This flaw allows an attacker, in the form of a privileged user to create a malicious wmic.exe which will be executed every time Signal Desktop starts by any user of the system
Jukebox 25 Dec 2019 0
Securityresearcher and penetrationtester, Rich Mirch, recently discovered a vulnerability in an update released by Signal for Windows on December 17th, 2019. On his personal blog he wrote,
Signal desktop v1.29 on windows is vulnerable to an elevation of privilege vulnerability. During the startup the application will execute the c:\node_modules\.bin\wmic.exe binary if it exists. By default on Windows, low privileged users have the privilege to create folders under root level drives. A low privileged user can create a malicious wmic.exe which will be executed every time Signal Desktop starts by any user of the system. The malicious binary is executed in the background without the users knowledge. This is an example of horizontal privilege escalation.
He then went on to state:
The vulnerability has been patched in v1.29.1 in commit 2da39c which was released 12/17/2019. Kudos to the signal security team for fixing in less than two weeks! Unfortunately, at the same time they do not feel this warrants an advisory or CVE so the vulnerability was silently fixed.
This is not the first time the Signal application has faced challenges in terms of exploits and vulnerabilities, however for a company that touts the privacy horn as part of their operations, there have been many flaws that potentially open up users to code-injection attacks, exposing them to malware and many others.

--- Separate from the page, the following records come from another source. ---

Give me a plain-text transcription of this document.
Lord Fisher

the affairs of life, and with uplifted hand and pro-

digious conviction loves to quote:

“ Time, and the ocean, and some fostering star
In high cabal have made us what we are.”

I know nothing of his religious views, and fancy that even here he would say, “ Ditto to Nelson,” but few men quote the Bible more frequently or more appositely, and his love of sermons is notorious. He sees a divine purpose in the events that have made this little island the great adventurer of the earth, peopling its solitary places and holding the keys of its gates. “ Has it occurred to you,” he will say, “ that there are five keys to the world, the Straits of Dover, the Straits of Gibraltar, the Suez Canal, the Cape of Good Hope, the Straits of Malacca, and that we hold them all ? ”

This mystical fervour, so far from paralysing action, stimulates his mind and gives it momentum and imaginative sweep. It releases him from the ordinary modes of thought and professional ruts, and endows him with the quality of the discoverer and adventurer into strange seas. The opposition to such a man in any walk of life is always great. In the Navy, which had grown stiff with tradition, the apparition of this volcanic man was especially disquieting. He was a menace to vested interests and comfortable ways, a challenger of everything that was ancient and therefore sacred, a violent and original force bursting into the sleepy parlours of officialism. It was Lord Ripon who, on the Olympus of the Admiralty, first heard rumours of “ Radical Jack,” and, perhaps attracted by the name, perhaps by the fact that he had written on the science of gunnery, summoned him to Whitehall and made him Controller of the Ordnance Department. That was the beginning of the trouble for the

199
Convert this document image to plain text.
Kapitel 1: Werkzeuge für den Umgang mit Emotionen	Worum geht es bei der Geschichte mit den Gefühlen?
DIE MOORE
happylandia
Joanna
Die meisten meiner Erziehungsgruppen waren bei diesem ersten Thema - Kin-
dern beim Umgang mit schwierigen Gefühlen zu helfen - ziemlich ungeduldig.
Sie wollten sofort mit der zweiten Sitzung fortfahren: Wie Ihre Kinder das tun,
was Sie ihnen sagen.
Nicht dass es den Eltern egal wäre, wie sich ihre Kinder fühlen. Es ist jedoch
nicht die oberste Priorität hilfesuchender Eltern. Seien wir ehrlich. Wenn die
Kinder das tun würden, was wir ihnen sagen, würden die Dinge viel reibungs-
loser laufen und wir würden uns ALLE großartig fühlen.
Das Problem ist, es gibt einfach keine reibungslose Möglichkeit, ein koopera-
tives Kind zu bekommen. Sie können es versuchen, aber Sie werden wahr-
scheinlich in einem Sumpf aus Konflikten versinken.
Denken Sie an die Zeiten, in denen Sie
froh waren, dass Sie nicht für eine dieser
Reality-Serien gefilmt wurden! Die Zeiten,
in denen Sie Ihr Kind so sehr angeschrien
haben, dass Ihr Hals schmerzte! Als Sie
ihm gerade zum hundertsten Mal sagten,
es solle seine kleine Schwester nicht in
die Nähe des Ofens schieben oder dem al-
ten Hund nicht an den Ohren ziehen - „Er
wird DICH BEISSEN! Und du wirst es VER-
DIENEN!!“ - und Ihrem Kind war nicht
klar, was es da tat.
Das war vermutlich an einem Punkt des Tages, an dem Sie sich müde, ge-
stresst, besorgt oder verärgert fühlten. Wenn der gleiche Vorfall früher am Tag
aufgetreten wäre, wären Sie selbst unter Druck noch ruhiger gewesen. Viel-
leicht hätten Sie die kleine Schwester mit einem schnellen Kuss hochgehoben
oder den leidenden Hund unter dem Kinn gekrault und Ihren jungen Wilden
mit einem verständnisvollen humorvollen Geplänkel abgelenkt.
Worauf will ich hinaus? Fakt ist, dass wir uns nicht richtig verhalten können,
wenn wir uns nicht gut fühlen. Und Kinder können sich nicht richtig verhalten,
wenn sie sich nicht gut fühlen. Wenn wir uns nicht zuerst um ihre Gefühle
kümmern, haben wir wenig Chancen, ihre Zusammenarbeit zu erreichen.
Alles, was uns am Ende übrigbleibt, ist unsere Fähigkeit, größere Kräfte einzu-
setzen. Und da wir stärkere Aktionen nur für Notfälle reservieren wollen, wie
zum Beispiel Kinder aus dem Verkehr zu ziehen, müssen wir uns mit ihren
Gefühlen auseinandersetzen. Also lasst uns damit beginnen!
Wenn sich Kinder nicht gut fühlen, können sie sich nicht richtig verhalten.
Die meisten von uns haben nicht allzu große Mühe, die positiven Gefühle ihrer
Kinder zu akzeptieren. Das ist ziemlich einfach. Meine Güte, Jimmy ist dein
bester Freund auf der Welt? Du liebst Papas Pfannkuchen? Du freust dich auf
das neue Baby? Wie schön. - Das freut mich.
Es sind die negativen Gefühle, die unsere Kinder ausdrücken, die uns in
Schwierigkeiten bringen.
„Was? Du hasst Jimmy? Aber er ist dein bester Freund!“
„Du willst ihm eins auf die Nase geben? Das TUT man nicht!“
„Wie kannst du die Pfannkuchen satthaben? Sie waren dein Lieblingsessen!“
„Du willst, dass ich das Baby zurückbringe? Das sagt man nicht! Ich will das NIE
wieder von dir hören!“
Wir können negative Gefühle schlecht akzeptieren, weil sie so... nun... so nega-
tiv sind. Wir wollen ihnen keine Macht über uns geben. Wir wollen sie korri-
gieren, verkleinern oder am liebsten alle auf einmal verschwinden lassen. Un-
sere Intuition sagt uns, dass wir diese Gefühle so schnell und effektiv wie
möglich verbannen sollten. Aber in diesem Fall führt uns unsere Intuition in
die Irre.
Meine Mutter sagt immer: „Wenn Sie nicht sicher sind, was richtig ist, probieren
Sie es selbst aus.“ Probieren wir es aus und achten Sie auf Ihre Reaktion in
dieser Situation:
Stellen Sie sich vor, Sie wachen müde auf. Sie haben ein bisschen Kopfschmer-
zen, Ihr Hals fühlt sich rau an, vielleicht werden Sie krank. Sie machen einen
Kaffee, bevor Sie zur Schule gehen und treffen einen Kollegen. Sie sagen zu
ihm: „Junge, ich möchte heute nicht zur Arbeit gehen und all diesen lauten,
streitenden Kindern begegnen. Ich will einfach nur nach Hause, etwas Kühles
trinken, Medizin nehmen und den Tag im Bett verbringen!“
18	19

Usually these issues are handled with an advisory and a patch to render the flaw useless, however since this was brought to the attention of the leaders and technical personnel of Signal, there is yet some intervention to be made, though they have been known to be timely in sorting these issues in the past.
Some security researchers however, believe and have shared the sentiment that rolling out patches alone without informing users of the possible risk they have been exposed to is shady behavior and Signal needs to be more accountable to their user base.
We hope to update soon if there’s any additional information from the developers of Signal themselves concerning this flaw.